I sat in my grandpa’s study for about an hour. The giant block of cheese that had adorned my head since that morning was across the room, thrown in a fit of anguish. My head throbbing, I let it rest in my hands. My grandfather walked in, put his hand on my shoulder and said, “It’s okay Kev, Favre’s crying too.”
Brett Favre was my childhood. I’ll never forget when he walked by me at training camp in his red jersey, waved to the well-wishers, smiled his Southern smile and jogged from the practice field to the locker room. My main growth spurts came at the ages of 8, 11 and 14 — and each year I received a new Favre jersey for Christmas.
I cried when the Packers won Super Bowl XXXI. I cried when they lost XXXII. I cried when San Francisco beat them in the final seconds in 1999.
But it wasn’t all tears. I flipped out when Favre threw six picks against the Rams in the playoffs in 2002, when Favre had three turnovers in an embarrassing home playoff loss to the Falcons in 2003, when Favre blew the NFC Championship against the Giants in 2008, etc. He has broken my heart many times before.
But not like this season. Favre stomped the Packers on Sunday. He stomped the Packers some weeks back in Minneapolis. The Vikings will undoubtedly take the NFC North, and they certainly deserve it. They haven’t impressed me as much as the Saints, but they are definitely a contender for the NFC Championship. And that’s not what hurts most.
What does? I know the Packers did the right thing. I know the Vikings did the right thing. But I don’t know that Favre did the right thing.
Even if the Packers go 8-8 and miss the postseason, they absolutely, unequivocally, without question should have traded Favre to the Jets in 2008. Bringing him back would have screwed Aaron Rodgers, giving him every reason to leave the team via free agency and leave the team without a quarterback once Favre actually retired.

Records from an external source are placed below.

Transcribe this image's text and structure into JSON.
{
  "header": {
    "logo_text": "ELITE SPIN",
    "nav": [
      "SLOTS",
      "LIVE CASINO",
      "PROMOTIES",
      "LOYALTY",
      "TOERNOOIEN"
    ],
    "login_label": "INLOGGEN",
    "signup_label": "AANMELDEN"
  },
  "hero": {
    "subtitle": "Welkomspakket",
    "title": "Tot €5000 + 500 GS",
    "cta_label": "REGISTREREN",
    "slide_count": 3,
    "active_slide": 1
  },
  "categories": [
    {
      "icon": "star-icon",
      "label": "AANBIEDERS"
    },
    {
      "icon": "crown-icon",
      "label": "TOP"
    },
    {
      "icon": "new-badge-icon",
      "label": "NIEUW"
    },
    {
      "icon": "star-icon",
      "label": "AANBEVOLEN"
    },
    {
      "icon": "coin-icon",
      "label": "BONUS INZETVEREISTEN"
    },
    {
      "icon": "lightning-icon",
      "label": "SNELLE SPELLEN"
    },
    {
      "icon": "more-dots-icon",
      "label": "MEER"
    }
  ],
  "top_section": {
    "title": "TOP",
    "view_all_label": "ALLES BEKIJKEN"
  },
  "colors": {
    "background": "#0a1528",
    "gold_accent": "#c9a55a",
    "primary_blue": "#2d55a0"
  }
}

Rodgers has paid off, impressing in his rookie year and leading the league in passer rating this season. And he’s accomplished that with one of the worst offensive lines in football. Just like last season, a porous defense and a patchwork line will doom the Packers — not Aaron Rodgers. Brett Favre wouldn’t change a thing.
As for the Vikings, while I can criticize them all day for letting Favre string them along all summer, I can’t fault them for bringing him in. This is a team with Super Bowl aspirations, and the difference between Tarvaris Jackson and Brett Favre is the difference between 11-5 and 14-2. They have an elite defensive line, an elite running back, a great offensive line and a passable receiving corps; but that wouldn’t get them anywhere without an above average quarterback, and now they’ve got one.
But I can’t forgive Favre. And I don’t think I ever will. His attitude towards Aaron Rodgers was, at best, lukewarm during their time in Green Bay together. According to Rodgers, Favre never talked to him following his “retirement” in 2008 and the two weren’t very close during the previous three seasons — not that they needed to be, but Favre could at least be a mentor, or accept the fact that he is bigger than the franchise.
All of this makes me feel foolish. Heartbroken by the NFL? By a game? Yes, sadly. Thankfully, Aaron Rodgers is making certain these feelings won’t linger for long.